Dance of the Avantgardes is an album difficult to fully describe in terms of musical genre, perhaps impossible; maybe even unnecessary, just know that it is good music. There are dark vibrations, there is ambient, there is electronics, there is psychedelia, and there is something else, an originality that blends everything together and makes NG's offering special and unique.
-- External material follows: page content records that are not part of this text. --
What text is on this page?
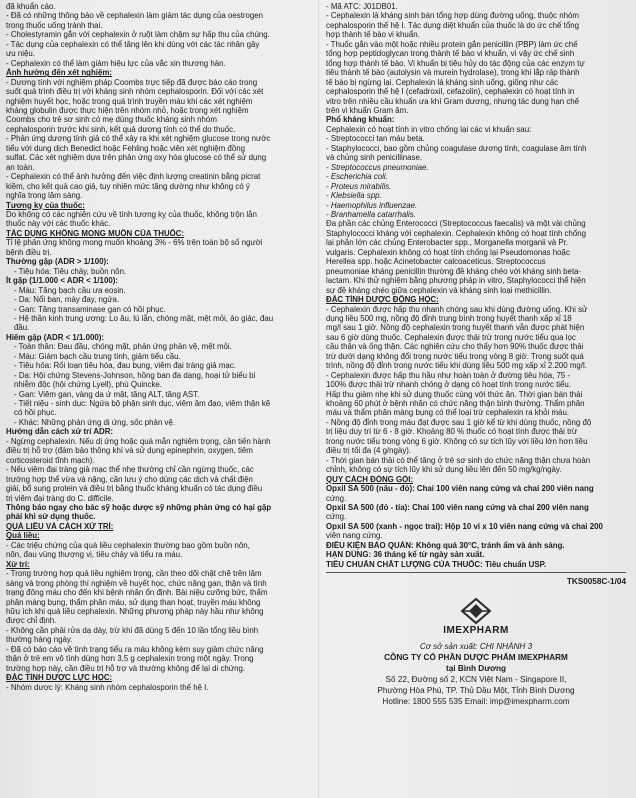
đã khuẩn cáo.
- Đã có những thông báo về cephalexin làm giảm tác dụng của oestrogen
trong thuốc uống tránh thai.
- Cholestyramin gắn với cephalexin ở ruột làm chậm sự hấp thu của chúng.
- Tác dụng của cephalexin có thể tăng lên khi dùng với các tác nhân gây
ưu niệu.
- Cephalexin có thể làm giảm hiệu lực của vắc xin thương hàn.
Ảnh hưởng đến xét nghiệm:
- Dương tính với nghiệm pháp Coombs trực tiếp đã được báo cáo trong
suốt quá trình điều trị với kháng sinh nhóm cephalosporin. Đối với các xét
nghiệm huyết học, hoặc trong quá trình truyền máu khi các xét nghiệm
kháng globulin được thực hiện trên nhóm nhỏ, hoặc trong xét nghiệm
Coombs cho trẻ sơ sinh có mẹ dùng thuốc kháng sinh nhóm
cephalosporin trước khi sinh, kết quả dương tính có thể do thuốc.
- Phản ứng dương tính giả có thể xảy ra khi xét nghiệm glucose trong nước
tiểu với dung dịch Benedict hoặc Fehling hoặc viên xét nghiệm đồng
sulfat. Các xét nghiệm dựa trên phản ứng oxy hóa glucose có thể sử dụng
an toàn.
- Cephalexin có thể ảnh hưởng đến việc định lượng creatinin bằng picrat
kiềm, cho kết quả cao giả, tuy nhiên mức tăng dường như không có ý
nghĩa trong lâm sàng.
Tương kỵ của thuốc:
Do không có các nghiên cứu về tính tương kỵ của thuốc, không trộn lẫn
thuốc này với các thuốc khác.
TÁC DỤNG KHÔNG MONG MUỐN CỦA THUỐC:
Tỉ lệ phản ứng không mong muốn khoảng 3% - 6% trên toàn bộ số người
bệnh điều trị.
Thường gặp (ADR > 1/100):
- Tiêu hóa: Tiêu chảy, buồn nôn.
Ít gặp (1/1.000 < ADR < 1/100):
- Máu: Tăng bạch cầu ưa eosin.
- Da: Nổi ban, mày đay, ngứa.
- Gan: Tăng transaminase gan có hồi phục.
- Hệ thần kinh trung ương: Lo âu, lú lẫn, chóng mặt, mệt mỏi, ảo giác, đau
đầu.
Hiếm gặp (ADR < 1/1.000):
- Toàn thân: Đau đầu, chóng mặt, phản ứng phản vệ, mệt mỏi.
- Máu: Giảm bạch cầu trung tính, giảm tiểu cầu.
- Tiêu hóa: Rối loạn tiêu hóa, đau bụng, viêm đại tràng giả mạc.
- Da: Hội chứng Stevens-Johnson, hồng ban đa dạng, hoại tử biểu bì
nhiễm độc (hội chứng Lyell), phù Quincke.
- Gan: Viêm gan, vàng da ứ mật, tăng ALT, tăng AST.
- Tiết niệu - sinh dục: Ngứa bộ phận sinh dục, viêm âm đạo, viêm thận kẽ
có hồi phục.
- Khác: Những phản ứng dị ứng, sốc phản vệ.
Hướng dẫn cách xử trí ADR:
- Ngừng cephalexin. Nếu dị ứng hoặc quá mẫn nghiêm trọng, cần tiến hành
điều trị hỗ trợ (đảm bảo thông khí và sử dụng epinephrin, oxygen, tiêm
corticosteroid tĩnh mạch).
- Nếu viêm đại tràng giả mạc thể nhẹ thường chỉ cần ngừng thuốc, các
trường hợp thể vừa và nặng, cần lưu ý cho dùng các dịch và chất điện
giải, bổ sung protein và điều trị bằng thuốc kháng khuẩn có tác dụng điều
trị viêm đại tràng do C. difficile.
Thông báo ngay cho bác sỹ hoặc dược sỹ những phản ứng có hại gặp
phải khi sử dụng thuốc.
QUÁ LIỀU VÀ CÁCH XỬ TRÍ:
Quá liều:
- Các triệu chứng của quá liều cephalexin thường bao gồm buồn nôn,
nôn, đau vùng thượng vị, tiêu chảy và tiểu ra máu.
Xử trí:
- Trong trường hợp quá liều nghiêm trọng, cần theo dõi chặt chẽ trên lâm
sàng và trong phòng thí nghiệm về huyết học, chức năng gan, thận và tình
trạng đông máu cho đến khi bệnh nhân ổn định. Bài niệu cưỡng bức, thẩm
phân màng bụng, thẩm phân máu, sử dụng than hoạt, truyền máu không
hữu ích khi quá liều cephalexin. Những phương pháp này hầu như không
được chỉ định.
- Không cần phải rửa dạ dày, trừ khi đã dùng 5 đến 10 lần tổng liều bình
thường hàng ngày.
- Đã có báo cáo về tình trạng tiểu ra máu không kèm suy giảm chức năng
thận ở trẻ em vô tình dùng hơn 3,5 g cephalexin trong một ngày. Trong
trường hợp này, cần điều trị hỗ trợ và thường không để lại di chứng.
ĐẶC TÍNH DƯỢC LỰC HỌC:
- Nhóm dược lý: Kháng sinh nhóm cephalosporin thế hệ I.
- Mã ATC: J01DB01.
- Cephalexin là kháng sinh bán tổng hợp dùng đường uống, thuộc nhóm
cephalosporin thế hệ I. Tác dụng diệt khuẩn của thuốc là do ức chế tổng
hợp thành tế bào vi khuẩn.
- Thuốc gắn vào một hoặc nhiều protein gắn penicillin (PBP) làm ức chế
tổng hợp peptidoglycan trong thành tế bào vi khuẩn, vì vậy ức chế sinh
tổng hợp thành tế bào. Vi khuẩn bị tiêu hủy do tác động của các enzym tự
tiêu thành tế bào (autolysin và murein hydrolase), trong khi lắp ráp thành
tế bào bị ngừng lại. Cephalexin là kháng sinh uống, giống như các
cephalosporin thế hệ I (cefadroxil, cefazolin), cephalexin có hoạt tính in
vitro trên nhiều cầu khuẩn ưa khí Gram dương, nhưng tác dụng hạn chế
trên vi khuẩn Gram âm.
Phổ kháng khuẩn:
Cephalexin có hoạt tính in vitro chống lại các vi khuẩn sau:
- Streptococci tan máu beta.
- Staphylococci, bao gồm chủng coagulase dương tính, coagulase âm tính
và chủng sinh penicillinase.
- Streptococcus pneumoniae.
- Escherichia coli.
- Proteus mirabilis.
- Klebsiella spp.
- Haemophilus influenzae.
- Branhamella catarrhalis.
Đa phần các chủng Enterococci (Streptococcus faecalis) và một vài chủng
Staphylococci kháng với cephalexin. Cephalexin không có hoạt tính chống
lại phần lớn các chủng Enterobacter spp., Morganella morganii và Pr.
vulgaris. Cephalexin không có hoạt tính chống lại Pseudomonas hoặc
Herellea spp. hoặc Acinetobacter calcoaceticus. Streptococcus
pneumoniae kháng penicillin thường đề kháng chéo với kháng sinh beta-
lactam. Khi thử nghiệm bằng phương pháp in vitro, Staphylococci thể hiện
sự đề kháng chéo giữa cephalexin và kháng sinh loại methicillin.
ĐẶC TÍNH DƯỢC ĐỘNG HỌC:
- Cephalexin được hấp thu nhanh chóng sau khi dùng đường uống. Khi sử
dụng liều 500 mg, nồng độ đỉnh trung bình trong huyết thanh xấp xỉ 18
mg/l sau 1 giờ. Nồng độ cephalexin trong huyết thanh vẫn được phát hiện
sau 6 giờ dùng thuốc. Cephalexin được thải trừ trong nước tiểu qua lọc
cầu thận và ống thận. Các nghiên cứu cho thấy hơn 90% thuốc được thải
trừ dưới dạng không đổi trong nước tiểu trong vòng 8 giờ. Trong suốt quá
trình, nồng độ đỉnh trong nước tiểu khi dùng liều 500 mg xấp xỉ 2.200 mg/l.
- Cephalexin được hấp thu hầu như hoàn toàn ở đường tiêu hóa, 75 -
100% được thải trừ nhanh chóng ở dạng có hoạt tính trong nước tiểu.
Hấp thu giảm nhẹ khi sử dụng thuốc cùng với thức ăn. Thời gian bán thải
khoảng 60 phút ở bệnh nhân có chức năng thận bình thường. Thẩm phân
máu và thẩm phân màng bụng có thể loại trừ cephalexin ra khỏi máu.
- Nồng độ đỉnh trong máu đạt được sau 1 giờ kể từ khi dùng thuốc, nồng độ
trị liệu duy trì từ 6 - 8 giờ. Khoảng 80 % thuốc có hoạt tính được thải trừ
trong nước tiểu trong vòng 6 giờ. Không có sự tích lũy với liều lớn hơn liều
điều trị tối đa (4 g/ngày).
- Thời gian bán thải có thể tăng ở trẻ sơ sinh do chức năng thận chưa hoàn
chỉnh, không có sự tích lũy khi sử dụng liều lên đến 50 mg/kg/ngày.
QUY CÁCH ĐÓNG GÓI:
Opxil SA 500 (nâu - đỏ): Chai 100 viên nang cứng và chai 200 viên nang
cứng.
Opxil SA 500 (đỏ - tía): Chai 100 viên nang cứng và chai 200 viên nang
cứng.
Opxil SA 500 (xanh - ngọc trai): Hộp 10 vỉ x 10 viên nang cứng và chai 200
viên nang cứng.
ĐIỀU KIỆN BẢO QUẢN: Không quá 30°C, tránh ẩm và ánh sáng.
HẠN DÙNG: 36 tháng kể từ ngày sản xuất.
TIÊU CHUẨN CHẤT LƯỢNG CỦA THUỐC: Tiêu chuẩn USP.
TKS0058C-1/04
IMEXPHARM
Cơ sở sản xuất: CHI NHÁNH 3
CÔNG TY CỔ PHẦN DƯỢC PHẨM IMEXPHARM
tại Bình Dương
Số 22, Đường số 2, KCN Việt Nam - Singapore II,
Phường Hòa Phú, TP. Thủ Dầu Một, Tỉnh Bình Dương
Hotline: 1800 555 535 Email: imp@imexpharm.com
Listening to these eight tracks, the impression one gets – or at least, the one I had – is of entering a friendly territory shrouded in protective mists, experiencing a sort of muffled comfort. Paperfog is the perfect introduction, with its enveloping initial motif obsessively repeated until the end, the bass ascending and descending and marking relaxed tempos, the synthetic backdrop and stretched guitar notes filled with feedback – almost to the edge of drone in the finale. Over all this, Evor's voice stands out, which in NG – unlike the full and baritone singing in Camerata – is always stretched, warm, enveloping, prominent yet sober. Each piece has its own character, is recognizable, but above all, is pleasing: the seductive atmospheres of Crimson Anger; the space-ambient and spiral form of T-Mask Man; the warmth, the pulsating bass and the final collective, almost celebrative voices of Thermal Lovesong; the hypnotic background noise and liquid, rarefied electronic atmospheres of Come and see Wild; the guitars and above all the drums that in Liquid Lambs rise and become more magmatic; and I’m Only Happy When I Hide (which at times brings to mind Ulver’s Shadows of the Sun), a long and solemn nocturnal dance in the forest, with the face turned towards the sky to peek at the stars through the branches of the trees. Then, just before the end, the album gives us an unexpected change of direction: Channel Me is an electronic piece to the core, which immediately captures with its rhythms, representing a sort of 'carefree finale'. A piece certainly successful, but that seems to deviate a little too much from the path followed up to that point in the album (without a doubt an intentional detail).
In summary, this effort by NG turns out to be very valid, fresh, special, with character; it escapes excessively confining classifications and carves out its own space in the underground scene. What to say: keep an eye on them.